Bien entendu, l’aspect commercial doit être pris en compte. Oups ! Ne jamais écrire « commercial » à des architectes, paraît-il. Ce mot ne signifie pourtant que la « relation-client », rien de plus, et cette relation doit être excellente dans une prestation de services… Dit autrement, l’architecte doit « gérer un client » (ah, ça va mieux…), ce dernier ne sachant pas toujours quel est le rôle d’un maître d’ouvrage, ou qui parfois le sait trop bien, ce qui peut être pire ! Les pouvoirs du maître d’ouvrage dépassent trop souvent ses compétences en la matière.
Quand même, l’architecte doit assumer la dimension culturelle et artistique (là, j’ose le mot) de l’architecture. Que cette dimension soit privée – celle des intérêts du client, même s’il ne l’appréhende que rarement – ou qu’elle soit publique. Les « élus » appréhendent-ils davantage cette dimension culturelle ? Non, puisque ce sont des gens « comme tout le monde ». Elus un jour, le Saint-Esprit de l’architecture ne leur est pas tombé dessus pour autant.
Ainsi, ne pouvant évidemment tout apprendre, tout faire, tout assumer, l’architecte voit de nouveaux métiers se créer autour de lui. Du coup, ne pouvant plus être LE professionnel universel, il a vu son rôle se rétrécir comme peau de chagrin. Pas ses responsabilités pour autant.
Je ne suis pas pessimiste sur l’avenir de la profession, même si je suis inquiet de la tournure qu’elle a prise. Contrairement à ce qui m’était prédit quand j’étais étudiant, notre profession existe toujours.

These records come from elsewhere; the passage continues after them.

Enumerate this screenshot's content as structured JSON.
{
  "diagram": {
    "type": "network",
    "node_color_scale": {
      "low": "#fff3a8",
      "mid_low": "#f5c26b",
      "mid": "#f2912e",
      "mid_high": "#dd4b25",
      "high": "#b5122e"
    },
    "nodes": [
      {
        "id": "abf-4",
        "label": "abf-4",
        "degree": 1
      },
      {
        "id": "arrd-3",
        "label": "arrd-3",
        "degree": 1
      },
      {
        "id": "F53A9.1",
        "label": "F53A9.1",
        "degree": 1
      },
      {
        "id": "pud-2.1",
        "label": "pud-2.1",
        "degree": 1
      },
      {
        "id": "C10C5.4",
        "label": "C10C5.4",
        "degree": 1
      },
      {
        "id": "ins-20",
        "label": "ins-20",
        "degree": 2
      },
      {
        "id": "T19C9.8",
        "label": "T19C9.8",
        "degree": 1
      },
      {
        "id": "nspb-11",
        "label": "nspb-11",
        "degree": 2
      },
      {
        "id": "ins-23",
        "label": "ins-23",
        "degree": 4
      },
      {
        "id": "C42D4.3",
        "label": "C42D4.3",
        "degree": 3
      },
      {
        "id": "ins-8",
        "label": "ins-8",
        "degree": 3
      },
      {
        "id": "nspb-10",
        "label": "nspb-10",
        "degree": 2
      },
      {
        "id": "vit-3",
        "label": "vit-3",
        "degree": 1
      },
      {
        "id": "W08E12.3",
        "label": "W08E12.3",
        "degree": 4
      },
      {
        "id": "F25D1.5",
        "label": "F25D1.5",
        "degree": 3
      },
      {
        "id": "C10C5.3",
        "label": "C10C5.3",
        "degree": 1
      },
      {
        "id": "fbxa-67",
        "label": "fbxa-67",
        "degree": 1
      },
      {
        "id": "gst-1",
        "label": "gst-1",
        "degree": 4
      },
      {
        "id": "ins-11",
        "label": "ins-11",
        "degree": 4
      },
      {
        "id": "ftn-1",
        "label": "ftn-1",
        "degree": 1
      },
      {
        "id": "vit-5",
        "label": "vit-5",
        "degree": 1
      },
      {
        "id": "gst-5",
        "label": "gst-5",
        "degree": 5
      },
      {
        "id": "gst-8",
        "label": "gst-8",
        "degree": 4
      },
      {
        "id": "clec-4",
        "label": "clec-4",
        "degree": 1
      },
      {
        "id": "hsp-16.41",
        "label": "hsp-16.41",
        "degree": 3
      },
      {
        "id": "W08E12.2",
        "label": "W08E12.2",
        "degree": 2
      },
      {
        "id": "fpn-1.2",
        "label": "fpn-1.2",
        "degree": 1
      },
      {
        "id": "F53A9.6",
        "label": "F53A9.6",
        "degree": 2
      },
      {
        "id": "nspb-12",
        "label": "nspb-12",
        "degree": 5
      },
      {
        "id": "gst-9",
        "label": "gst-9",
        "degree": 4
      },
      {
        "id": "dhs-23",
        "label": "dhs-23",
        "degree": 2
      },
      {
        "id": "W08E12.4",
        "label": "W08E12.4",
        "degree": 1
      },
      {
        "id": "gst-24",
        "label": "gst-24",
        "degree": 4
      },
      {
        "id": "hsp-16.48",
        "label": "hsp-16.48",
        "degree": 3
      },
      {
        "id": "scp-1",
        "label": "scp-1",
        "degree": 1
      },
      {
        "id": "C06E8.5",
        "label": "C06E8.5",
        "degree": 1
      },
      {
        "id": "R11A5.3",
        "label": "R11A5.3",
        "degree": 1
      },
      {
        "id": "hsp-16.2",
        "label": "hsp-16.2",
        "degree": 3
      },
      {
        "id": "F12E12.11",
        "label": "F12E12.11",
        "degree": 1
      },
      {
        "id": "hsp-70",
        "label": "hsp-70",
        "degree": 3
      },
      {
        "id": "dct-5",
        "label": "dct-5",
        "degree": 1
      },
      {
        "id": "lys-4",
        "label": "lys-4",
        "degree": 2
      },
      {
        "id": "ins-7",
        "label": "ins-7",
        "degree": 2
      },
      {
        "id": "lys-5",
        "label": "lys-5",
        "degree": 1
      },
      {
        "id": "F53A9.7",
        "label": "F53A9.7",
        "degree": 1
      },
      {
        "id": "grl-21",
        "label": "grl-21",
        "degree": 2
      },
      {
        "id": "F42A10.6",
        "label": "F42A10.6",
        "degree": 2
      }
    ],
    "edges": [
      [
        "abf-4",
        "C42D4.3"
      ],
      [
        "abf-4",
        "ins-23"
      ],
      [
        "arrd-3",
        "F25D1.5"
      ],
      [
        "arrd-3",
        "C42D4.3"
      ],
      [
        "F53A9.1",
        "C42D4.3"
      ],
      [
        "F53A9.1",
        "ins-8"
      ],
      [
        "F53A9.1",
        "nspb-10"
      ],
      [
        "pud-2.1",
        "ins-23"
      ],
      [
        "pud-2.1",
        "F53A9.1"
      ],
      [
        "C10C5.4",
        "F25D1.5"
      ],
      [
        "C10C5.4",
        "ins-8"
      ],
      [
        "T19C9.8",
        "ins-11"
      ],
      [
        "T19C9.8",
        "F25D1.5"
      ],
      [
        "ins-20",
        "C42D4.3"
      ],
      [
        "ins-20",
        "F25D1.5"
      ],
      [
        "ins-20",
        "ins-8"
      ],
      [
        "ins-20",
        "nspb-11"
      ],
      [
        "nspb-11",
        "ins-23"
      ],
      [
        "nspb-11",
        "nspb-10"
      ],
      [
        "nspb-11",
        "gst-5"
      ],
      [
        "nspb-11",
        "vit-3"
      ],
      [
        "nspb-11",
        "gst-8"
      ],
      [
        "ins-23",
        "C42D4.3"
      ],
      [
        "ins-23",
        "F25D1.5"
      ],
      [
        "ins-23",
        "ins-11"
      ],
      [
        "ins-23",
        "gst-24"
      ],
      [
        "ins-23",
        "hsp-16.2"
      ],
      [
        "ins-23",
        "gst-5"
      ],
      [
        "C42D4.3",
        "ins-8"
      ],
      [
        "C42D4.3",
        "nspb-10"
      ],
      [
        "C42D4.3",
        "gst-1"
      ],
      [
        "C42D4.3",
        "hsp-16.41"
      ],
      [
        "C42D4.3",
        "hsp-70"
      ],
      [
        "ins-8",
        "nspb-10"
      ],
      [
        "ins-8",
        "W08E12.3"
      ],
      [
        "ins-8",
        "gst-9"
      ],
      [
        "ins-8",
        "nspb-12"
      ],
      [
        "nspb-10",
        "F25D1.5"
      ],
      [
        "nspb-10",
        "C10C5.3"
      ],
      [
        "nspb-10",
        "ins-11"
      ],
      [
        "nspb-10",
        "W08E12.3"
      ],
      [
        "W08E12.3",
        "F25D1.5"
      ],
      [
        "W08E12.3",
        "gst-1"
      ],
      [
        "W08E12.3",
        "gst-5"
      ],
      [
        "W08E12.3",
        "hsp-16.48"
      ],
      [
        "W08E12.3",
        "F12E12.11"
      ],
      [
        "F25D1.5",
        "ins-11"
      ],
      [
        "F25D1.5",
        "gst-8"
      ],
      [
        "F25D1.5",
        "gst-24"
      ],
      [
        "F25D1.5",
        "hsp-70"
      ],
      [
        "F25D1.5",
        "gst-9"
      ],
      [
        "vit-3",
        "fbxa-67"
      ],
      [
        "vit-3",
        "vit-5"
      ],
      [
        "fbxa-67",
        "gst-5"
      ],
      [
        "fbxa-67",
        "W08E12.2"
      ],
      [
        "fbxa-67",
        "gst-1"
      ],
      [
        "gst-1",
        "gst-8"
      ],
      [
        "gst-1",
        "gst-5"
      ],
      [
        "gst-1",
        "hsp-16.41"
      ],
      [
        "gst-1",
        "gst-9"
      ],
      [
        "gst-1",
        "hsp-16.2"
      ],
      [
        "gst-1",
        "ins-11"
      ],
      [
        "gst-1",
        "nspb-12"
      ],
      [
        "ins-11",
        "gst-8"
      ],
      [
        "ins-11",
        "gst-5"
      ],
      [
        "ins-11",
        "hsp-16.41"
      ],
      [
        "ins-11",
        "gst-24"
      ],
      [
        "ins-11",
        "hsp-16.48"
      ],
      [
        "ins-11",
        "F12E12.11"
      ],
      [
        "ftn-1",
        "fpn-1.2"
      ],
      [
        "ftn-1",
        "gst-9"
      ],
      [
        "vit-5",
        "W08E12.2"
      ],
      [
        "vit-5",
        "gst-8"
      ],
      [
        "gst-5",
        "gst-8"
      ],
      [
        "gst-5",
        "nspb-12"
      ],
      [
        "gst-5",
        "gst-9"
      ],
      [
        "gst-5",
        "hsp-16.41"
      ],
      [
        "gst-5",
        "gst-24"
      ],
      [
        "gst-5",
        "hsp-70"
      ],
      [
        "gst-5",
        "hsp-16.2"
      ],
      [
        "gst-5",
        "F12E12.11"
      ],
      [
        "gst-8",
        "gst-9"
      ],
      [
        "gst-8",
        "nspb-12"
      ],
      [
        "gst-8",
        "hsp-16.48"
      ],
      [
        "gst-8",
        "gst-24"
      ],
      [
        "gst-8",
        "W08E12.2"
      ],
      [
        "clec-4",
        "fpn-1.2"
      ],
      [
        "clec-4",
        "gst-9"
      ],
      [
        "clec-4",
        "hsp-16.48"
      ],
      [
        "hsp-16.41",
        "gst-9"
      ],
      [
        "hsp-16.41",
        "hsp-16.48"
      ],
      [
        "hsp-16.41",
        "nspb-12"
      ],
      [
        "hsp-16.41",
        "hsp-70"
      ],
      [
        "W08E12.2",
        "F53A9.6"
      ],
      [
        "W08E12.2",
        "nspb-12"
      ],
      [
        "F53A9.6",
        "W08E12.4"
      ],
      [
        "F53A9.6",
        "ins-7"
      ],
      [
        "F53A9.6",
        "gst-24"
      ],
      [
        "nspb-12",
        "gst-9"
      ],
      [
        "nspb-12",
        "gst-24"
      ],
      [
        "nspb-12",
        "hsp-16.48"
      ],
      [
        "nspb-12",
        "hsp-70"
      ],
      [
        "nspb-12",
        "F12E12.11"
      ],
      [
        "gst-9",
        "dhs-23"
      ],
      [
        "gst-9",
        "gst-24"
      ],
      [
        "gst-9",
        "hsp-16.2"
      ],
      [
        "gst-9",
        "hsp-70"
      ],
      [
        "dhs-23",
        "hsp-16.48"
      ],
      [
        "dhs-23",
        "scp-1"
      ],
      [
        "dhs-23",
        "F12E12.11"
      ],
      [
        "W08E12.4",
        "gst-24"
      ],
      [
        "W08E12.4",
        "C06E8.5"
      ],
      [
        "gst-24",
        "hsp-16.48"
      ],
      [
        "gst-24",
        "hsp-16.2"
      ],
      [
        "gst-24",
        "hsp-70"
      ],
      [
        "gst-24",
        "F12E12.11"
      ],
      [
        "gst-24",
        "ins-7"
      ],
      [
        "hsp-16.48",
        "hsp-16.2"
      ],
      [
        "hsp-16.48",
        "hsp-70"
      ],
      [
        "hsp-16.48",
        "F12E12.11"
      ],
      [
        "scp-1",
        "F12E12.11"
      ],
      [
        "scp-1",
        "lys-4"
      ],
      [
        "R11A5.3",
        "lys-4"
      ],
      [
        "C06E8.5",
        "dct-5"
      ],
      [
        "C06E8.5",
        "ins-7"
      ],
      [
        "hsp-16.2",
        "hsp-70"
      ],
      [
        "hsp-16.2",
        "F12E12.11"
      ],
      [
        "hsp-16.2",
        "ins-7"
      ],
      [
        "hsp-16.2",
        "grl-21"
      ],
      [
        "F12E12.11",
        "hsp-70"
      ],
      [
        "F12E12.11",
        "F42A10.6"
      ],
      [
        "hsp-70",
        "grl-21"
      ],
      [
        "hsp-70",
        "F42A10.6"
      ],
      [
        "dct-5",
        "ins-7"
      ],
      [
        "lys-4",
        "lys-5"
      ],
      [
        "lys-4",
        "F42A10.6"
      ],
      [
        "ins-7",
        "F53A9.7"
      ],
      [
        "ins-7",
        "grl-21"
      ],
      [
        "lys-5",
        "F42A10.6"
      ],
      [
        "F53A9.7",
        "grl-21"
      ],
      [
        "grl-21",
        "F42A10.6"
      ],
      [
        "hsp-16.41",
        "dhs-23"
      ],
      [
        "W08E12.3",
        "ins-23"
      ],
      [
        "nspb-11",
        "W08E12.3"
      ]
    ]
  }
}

Notre nombre a même augmenté malgré notre incapacité à défendre nos intérêts comme le font ces autres professions libérales, médecins, notaires, avocats…
Alors, à qui ou à quoi l’architecte doit-il sa survie ? Pas seulement à son talent pour… établir des dossiers administratifs ! Ce que reconnaît un promoteur immobilier m’expliquant que, sur ce point, les architectes sont les meilleurs. Je n’ai pas eu le mauvais esprit de le prendre mal…
L’architecte est en réalité « increvable » à cause de la nature même de son rôle. Il est in-dis-pen-sable parce que le besoin d’un maître d’œuvre harmonisant toutes les compétences, pour aboutir à une œuvre cohérente et harmonieuse, demeurera toujours. Un bâtiment ne se découpe pas en rondelles ou, du moins, il faut bien quelqu’un pour s’assurer que ces rondelles pourront toujours s’assembler pour constituer un saucisson. Le rôle de l’architecte est clair : il est celui qui fait la synthèse de toutes les compétences de chacun, le chef d’orchestre qui permet que tous les musiciens jouent harmonieusement. C’est ce rôle, pas forcément à la tête mais nettement au centre de toute opération, que doit revendiquer tout architecte.
Actuellement, ce rôle est flou :
– constructeur (au sens du Code Civil) ? Mais indépendant des entreprises ? Ah non, c’est incompatible : priorité à l’indépendance, condition indispensable à la fiabilité ;
– sachant ou pas sachant ? Sachant quoi, et surtout jusqu’à quel point ? Sûrement pas aussi bien que les entreprises et les bureaux d’études, chacune dans leur domaine ;
– chef d’orchestre, mais avec quel pouvoir ?
L’architecte prétend « diriger » l’opération. A tort puisqu’il ne dirige rien du tout. Seule une relation employeur-employé permet une réelle direction. Or l’architecte n’a même pas de contrat avec les artisans et bureaux d’études, justement pour garantir son indépendance. Bref, il assume les responsabilités d’être « directeur » (c’est-à-dire d’être responsable de tout, a priori) sans pouvoir l’être de fait.
Tout bien réfléchi, l’architecte devrait peut-être se concentrer sur son rôle de synthèse, sans plus. Ce rôle serait plus clair pour tout le monde et les agences d’architecture ne seraient plus responsables de n’importe quoi et de n’importe qui. Il pourrait se consacrer en amont sur la conception architecturale et en aval sur les intérêts du client, sans arrière-pensée puisqu’il ne saurait être mis en cause pour une faute d’un tiers.